Swedish technical magazine

Ny Teknik (lit. New Technology) is a weekly Swedish magazine with news, debates and ads in the field of technology and engineering. It is published in Stockholm, Sweden.

==History and profile==
Ny Teknik was launched on 18 October 1967. Its former publisher was Ekonomi och Teknik Förlag AB. The magazine is headquartered in Stockholm and is published by Talentum Sweden.

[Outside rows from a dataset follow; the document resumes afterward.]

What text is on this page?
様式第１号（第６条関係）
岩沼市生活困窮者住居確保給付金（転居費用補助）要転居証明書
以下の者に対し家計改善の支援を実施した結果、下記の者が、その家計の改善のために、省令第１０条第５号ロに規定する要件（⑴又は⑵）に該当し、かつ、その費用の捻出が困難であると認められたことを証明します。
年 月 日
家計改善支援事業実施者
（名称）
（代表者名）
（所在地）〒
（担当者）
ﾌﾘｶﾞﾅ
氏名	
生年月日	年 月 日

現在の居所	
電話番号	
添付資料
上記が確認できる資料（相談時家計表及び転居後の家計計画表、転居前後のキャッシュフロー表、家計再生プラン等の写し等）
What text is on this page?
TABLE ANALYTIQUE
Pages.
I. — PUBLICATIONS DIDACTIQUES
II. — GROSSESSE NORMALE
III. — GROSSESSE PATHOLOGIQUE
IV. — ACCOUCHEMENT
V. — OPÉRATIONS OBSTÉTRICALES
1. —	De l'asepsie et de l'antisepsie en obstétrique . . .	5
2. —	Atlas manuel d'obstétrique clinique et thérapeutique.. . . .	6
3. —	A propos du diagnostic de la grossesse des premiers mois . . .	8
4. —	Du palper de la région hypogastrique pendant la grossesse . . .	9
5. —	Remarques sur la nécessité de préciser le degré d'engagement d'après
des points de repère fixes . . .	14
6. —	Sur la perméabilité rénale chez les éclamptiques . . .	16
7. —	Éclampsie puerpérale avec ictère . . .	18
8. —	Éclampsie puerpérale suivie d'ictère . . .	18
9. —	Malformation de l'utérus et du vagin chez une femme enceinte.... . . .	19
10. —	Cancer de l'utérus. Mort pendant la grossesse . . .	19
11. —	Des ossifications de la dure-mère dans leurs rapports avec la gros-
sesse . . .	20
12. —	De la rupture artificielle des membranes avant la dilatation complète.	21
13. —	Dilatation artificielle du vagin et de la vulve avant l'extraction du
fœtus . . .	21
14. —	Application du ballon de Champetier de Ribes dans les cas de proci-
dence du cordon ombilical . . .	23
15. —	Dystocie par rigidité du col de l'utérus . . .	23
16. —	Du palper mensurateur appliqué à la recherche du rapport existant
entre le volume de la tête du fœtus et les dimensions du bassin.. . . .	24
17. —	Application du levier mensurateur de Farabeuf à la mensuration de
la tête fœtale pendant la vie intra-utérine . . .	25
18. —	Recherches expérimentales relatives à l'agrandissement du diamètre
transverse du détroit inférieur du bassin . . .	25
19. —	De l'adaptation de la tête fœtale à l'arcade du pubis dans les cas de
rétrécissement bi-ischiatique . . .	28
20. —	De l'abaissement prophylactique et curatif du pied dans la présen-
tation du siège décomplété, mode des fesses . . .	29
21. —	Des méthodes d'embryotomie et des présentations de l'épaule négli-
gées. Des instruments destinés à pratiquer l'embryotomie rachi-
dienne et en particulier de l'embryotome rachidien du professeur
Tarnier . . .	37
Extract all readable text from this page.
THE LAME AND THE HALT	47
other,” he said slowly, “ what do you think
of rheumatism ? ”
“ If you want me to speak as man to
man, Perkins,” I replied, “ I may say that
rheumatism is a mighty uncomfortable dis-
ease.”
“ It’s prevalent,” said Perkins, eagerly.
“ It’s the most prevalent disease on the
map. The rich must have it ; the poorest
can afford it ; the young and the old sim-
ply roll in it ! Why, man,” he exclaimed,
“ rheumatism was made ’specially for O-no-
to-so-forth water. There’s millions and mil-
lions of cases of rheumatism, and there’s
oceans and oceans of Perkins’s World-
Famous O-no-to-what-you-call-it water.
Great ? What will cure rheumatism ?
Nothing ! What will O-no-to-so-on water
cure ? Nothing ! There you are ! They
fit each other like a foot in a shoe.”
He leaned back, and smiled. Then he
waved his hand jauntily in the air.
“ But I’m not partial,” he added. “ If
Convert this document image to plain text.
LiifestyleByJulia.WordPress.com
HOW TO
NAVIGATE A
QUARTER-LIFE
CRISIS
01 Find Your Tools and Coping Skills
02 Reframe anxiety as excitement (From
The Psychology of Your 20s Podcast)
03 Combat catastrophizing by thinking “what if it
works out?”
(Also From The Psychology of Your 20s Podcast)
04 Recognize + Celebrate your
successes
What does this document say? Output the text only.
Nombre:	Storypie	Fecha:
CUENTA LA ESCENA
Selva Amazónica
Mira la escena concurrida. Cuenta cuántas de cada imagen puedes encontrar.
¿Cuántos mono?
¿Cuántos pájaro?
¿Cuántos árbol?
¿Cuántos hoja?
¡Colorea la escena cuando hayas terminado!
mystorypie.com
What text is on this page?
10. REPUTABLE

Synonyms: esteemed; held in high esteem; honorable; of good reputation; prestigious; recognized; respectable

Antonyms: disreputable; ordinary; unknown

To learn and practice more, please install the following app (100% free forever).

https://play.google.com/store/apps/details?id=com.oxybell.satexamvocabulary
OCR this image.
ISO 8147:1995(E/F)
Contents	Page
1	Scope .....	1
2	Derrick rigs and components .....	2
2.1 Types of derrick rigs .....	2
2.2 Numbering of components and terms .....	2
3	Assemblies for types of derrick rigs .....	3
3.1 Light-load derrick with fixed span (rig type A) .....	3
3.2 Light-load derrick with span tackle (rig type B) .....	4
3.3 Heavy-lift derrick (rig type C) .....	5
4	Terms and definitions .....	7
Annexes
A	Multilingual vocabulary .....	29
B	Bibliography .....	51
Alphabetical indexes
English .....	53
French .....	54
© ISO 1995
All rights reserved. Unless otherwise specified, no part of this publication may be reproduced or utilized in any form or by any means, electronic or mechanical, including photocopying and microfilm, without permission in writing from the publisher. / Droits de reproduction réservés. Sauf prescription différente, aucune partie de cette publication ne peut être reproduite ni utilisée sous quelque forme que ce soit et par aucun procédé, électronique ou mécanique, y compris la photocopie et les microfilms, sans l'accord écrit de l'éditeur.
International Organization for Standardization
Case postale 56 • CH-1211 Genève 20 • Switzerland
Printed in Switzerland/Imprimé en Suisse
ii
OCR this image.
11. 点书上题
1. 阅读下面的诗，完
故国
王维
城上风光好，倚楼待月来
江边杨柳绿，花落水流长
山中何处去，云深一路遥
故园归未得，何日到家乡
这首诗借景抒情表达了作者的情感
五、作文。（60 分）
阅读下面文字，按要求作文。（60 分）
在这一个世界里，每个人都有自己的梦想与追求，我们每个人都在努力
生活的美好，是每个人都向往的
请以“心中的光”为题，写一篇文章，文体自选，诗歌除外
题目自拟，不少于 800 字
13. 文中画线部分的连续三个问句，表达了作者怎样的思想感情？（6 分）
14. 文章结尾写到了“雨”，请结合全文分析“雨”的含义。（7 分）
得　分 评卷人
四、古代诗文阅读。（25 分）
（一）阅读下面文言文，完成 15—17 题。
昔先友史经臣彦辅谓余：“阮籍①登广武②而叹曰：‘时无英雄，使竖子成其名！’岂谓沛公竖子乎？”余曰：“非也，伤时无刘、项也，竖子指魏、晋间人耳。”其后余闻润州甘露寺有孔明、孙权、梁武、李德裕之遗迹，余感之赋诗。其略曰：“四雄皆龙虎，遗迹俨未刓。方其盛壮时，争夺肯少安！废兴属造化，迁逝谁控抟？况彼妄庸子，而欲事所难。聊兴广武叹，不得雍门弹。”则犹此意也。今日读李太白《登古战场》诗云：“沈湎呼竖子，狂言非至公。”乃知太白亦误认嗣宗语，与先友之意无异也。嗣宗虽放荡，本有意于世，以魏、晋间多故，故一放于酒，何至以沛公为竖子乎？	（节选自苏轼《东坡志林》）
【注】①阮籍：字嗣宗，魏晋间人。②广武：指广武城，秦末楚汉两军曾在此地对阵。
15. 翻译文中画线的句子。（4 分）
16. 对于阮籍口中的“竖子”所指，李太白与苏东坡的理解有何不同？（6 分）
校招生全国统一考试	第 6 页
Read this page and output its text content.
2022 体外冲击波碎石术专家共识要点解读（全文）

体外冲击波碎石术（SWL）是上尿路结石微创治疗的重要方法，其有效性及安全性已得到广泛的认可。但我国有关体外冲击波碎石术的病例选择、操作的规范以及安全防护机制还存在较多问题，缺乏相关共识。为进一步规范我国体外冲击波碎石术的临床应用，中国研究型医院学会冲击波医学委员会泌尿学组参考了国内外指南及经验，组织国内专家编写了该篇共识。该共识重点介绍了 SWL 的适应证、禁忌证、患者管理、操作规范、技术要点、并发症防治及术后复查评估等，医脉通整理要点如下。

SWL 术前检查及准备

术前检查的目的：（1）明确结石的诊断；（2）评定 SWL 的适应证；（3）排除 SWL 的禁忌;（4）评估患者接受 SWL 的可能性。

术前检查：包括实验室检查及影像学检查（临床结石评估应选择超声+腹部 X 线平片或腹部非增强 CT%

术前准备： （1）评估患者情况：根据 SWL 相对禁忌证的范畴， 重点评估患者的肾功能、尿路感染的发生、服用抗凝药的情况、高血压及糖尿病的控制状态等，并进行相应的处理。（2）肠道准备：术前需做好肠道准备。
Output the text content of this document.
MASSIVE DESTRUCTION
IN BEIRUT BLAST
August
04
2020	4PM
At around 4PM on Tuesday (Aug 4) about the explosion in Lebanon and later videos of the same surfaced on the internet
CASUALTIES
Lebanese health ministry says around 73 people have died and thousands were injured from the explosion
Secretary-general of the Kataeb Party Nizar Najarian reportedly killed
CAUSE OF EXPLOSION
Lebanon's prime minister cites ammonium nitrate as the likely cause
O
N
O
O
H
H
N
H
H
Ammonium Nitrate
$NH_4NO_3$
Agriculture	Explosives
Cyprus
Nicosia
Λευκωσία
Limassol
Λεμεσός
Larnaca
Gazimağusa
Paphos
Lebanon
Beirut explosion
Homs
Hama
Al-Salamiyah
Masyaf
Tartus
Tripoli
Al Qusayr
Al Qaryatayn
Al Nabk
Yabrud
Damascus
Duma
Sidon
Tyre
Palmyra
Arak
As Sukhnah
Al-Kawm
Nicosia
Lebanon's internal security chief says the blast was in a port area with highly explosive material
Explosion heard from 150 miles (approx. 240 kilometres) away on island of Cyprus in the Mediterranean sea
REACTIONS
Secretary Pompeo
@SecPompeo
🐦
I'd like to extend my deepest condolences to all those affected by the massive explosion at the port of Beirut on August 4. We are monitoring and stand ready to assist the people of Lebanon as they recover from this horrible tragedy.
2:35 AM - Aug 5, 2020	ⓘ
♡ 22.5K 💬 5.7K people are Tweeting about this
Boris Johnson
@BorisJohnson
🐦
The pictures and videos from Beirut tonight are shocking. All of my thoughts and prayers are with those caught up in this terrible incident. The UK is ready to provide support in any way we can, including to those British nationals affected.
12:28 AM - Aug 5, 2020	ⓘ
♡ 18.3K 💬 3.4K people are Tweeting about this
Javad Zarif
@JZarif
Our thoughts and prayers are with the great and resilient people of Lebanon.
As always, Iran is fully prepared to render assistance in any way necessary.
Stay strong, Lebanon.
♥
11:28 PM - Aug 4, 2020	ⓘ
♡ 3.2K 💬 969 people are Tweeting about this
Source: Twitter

It is distributed to all members of the Swedish Association of Graduate Engineers. The magazine mostly covered news about inventions until 1997 when a new section, Frontlinjen (lit. Front Line), was started to feature news on technological research. The magazine also includes news on the effects of technology on society, IT and telecom.

As of 2006, the editor-in-chief was Lars Nilsson. Susanna Baltscheffsky also served as the editor-in-chief. Jan Huss is the editor-in-chief of the magazine. Corresponding publications are Ingeniøren in Denmark, Teknisk Ukeblad in Norway and Technisch Weekblad in the Netherlands.

Ny Teknik had a circulation of 146,500 copies in 2006, 153,900 copies in 2008 and 156,400 copies in 2010.